Miller talked of the city basking in "self-rejoicing" and our citizens should be "busy loving our city." How's that waterfront redevelopment coming? Or the train to the airport? Where's that aquarium for the fish, or super film studio or even the Loblaws in Maple Leaf Gardens?

Where's the solution to the Gardiner Expressway or the Don Valley Parkway? How about the enormous debt of the city?

I smell another report.

Meanwhile, the "brains" at the top want a creative world-class city but they don't seem to have a plan for the street guy harassing the tourists for money or walking down the street with a bottle of urine. And what about the gangs?

Maybe we can turn them all into artists and creative thinkers. Ask them yourselves. No trip to Barcelona necessary. You'll find them in any city park. And let's not forget Frenchie, the friendly homeless guy who is not part of Toronto's dream but is part of its reality.

"I am not leaving, that would suck," he says. "I am part of the culture of the city."

He didn't show up in the study which Mayor Miller says "fosters a culture of innovation." Frenchie must have slipped through the cracks somewhere between Berlin and London.

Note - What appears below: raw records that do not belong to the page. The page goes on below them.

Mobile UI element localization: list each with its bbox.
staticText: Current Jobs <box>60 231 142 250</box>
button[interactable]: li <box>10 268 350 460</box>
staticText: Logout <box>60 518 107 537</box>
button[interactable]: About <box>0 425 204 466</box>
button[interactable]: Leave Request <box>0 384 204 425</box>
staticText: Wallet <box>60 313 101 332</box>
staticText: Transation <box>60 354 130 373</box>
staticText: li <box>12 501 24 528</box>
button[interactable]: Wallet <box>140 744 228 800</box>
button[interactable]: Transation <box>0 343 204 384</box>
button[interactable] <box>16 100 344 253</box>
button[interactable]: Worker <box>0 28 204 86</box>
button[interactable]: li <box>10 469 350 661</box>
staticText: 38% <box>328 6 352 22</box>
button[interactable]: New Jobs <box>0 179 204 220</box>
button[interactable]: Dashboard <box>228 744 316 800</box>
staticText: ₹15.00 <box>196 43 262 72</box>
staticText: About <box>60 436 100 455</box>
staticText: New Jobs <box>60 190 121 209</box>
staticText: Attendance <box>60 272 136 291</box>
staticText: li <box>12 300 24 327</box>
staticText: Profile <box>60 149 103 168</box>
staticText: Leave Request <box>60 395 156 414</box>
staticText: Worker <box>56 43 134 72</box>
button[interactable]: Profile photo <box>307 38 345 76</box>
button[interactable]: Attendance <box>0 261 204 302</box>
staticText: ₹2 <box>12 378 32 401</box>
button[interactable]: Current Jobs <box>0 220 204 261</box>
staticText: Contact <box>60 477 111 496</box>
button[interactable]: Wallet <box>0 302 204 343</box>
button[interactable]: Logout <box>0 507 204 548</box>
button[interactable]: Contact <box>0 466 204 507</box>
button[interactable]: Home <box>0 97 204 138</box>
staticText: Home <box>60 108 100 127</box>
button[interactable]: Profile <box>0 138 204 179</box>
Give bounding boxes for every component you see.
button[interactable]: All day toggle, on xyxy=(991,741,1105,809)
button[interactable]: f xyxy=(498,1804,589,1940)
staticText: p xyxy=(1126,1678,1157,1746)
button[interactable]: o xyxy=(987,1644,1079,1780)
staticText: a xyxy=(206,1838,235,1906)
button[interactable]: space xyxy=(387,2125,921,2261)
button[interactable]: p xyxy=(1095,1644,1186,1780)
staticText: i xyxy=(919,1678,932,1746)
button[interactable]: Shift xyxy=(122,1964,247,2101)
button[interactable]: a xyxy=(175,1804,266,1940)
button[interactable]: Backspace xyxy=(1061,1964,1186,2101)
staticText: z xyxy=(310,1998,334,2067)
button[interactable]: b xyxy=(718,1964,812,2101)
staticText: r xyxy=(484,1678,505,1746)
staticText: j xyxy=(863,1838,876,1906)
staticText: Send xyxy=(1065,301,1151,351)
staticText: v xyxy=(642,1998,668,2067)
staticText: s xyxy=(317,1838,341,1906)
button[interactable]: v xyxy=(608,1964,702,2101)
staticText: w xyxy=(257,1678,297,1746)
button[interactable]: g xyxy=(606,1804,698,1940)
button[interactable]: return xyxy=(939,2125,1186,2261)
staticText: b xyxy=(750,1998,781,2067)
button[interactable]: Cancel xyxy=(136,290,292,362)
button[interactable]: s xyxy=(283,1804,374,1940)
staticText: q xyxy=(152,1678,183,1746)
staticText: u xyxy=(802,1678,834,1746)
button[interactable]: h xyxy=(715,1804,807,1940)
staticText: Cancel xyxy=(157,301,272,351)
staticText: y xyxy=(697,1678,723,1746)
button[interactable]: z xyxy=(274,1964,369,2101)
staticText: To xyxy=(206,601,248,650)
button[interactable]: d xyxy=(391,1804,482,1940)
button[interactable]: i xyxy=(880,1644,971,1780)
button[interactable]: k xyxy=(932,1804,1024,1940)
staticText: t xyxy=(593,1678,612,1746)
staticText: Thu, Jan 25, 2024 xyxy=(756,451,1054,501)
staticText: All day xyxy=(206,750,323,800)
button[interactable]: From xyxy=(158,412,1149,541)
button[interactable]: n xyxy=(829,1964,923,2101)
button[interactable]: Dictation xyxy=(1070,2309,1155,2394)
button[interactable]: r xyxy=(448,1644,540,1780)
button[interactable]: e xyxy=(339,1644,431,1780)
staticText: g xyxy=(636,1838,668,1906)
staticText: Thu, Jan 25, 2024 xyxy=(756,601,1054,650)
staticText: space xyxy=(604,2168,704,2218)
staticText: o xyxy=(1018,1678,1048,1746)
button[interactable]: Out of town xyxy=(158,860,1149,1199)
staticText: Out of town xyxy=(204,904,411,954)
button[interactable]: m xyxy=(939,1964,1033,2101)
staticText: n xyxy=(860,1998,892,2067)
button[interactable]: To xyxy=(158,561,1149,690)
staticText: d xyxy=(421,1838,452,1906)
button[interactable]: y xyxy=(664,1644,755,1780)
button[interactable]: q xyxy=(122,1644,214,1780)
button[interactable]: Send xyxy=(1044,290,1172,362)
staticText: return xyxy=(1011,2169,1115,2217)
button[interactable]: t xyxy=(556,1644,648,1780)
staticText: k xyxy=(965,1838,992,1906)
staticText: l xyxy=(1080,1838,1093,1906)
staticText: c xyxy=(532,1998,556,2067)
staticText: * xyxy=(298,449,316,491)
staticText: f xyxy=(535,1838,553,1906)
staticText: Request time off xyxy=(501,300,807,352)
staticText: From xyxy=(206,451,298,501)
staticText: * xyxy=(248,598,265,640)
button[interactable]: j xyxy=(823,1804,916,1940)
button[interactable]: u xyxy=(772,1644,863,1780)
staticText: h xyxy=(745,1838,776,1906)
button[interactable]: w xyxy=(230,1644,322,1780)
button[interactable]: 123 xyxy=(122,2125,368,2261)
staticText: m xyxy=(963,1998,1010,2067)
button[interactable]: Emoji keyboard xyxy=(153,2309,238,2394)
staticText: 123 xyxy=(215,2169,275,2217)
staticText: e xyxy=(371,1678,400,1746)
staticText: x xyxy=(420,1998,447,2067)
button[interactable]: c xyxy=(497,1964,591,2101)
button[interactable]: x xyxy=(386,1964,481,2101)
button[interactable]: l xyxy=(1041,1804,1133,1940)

What's that aroma?

Could it be the stench of the ink going on another cheque from a taxpayer? Perhaps. But it's probably just the urine.
 
I don't really care for the left / right battles in this or any country but I must say that that previous article was one of the more bitter tirades I have read representing some of the worst traits in the human character. Hate, spite, jealousy, envy etc. What is the source? I can't see any paper but the Sun publishing something of that kind.

"It'd make no sense for example to favour heavy industries within the city when resources could be better focused upon the knowledge sector."

I agree GB only to an extent. I think we have shifted too far the other way however. The key in my mind is diversity of industry sectors. A region denuded of it's heavy industry is also weakened even if they have the top knowledge industries in the world. It is inevitable that that lack of diversification will come to haunt you down the road.
 
That article is not attributed to a publication but I suspect it must be the Sun. What other paper would set up the false binary choice between crime prevention (and that old right-wing favourite the police helicopter) and a report on creativity? Funny when they talk about police issues it is never framed as "taxpayer dollars".
 
That damned helicopter, scouring the sleepy avenues of Riverdale for rogues at 3 a.m., waking me as I lie with the screen door open. Then back to sleep for an hour or two, until the dawn chorus strikes. ( What birds are they? Such loud, exotic cries I imagine I'm in the tropics ).
 
I agree with the article. Not necessarily about 'helicopters', per se, but about the questionable spending of finances on ridiculous 'make-work-for-bureaucrats" policies; all the more so in a city that is always claiming it's broke and cannot afford the sorts of basic things its citizens are demanding, i.e. waterfront, safe streets, clean streets, etc. The arts that are relevent flourish organically, always have and always will.
 
The City has a website ( "How Your Tax Dollar Will Work For You In 2006 ) that breaks down where they spend our property taxes. Their "average house with an assessed value of $369,300" isn't that far shy of my own.

Of the 28 categories listed, Police Service & Board gobbles up $503.61 of my money and is by far the largest. Social Services comes in at $I85.44, and Shelter, Support & Housing Administration at $184.36, just behind Debt Charges, TTC and Fire.

I don't see the dreaded word Arts listed anywhere. Maybe it is buried in "Other" at the end?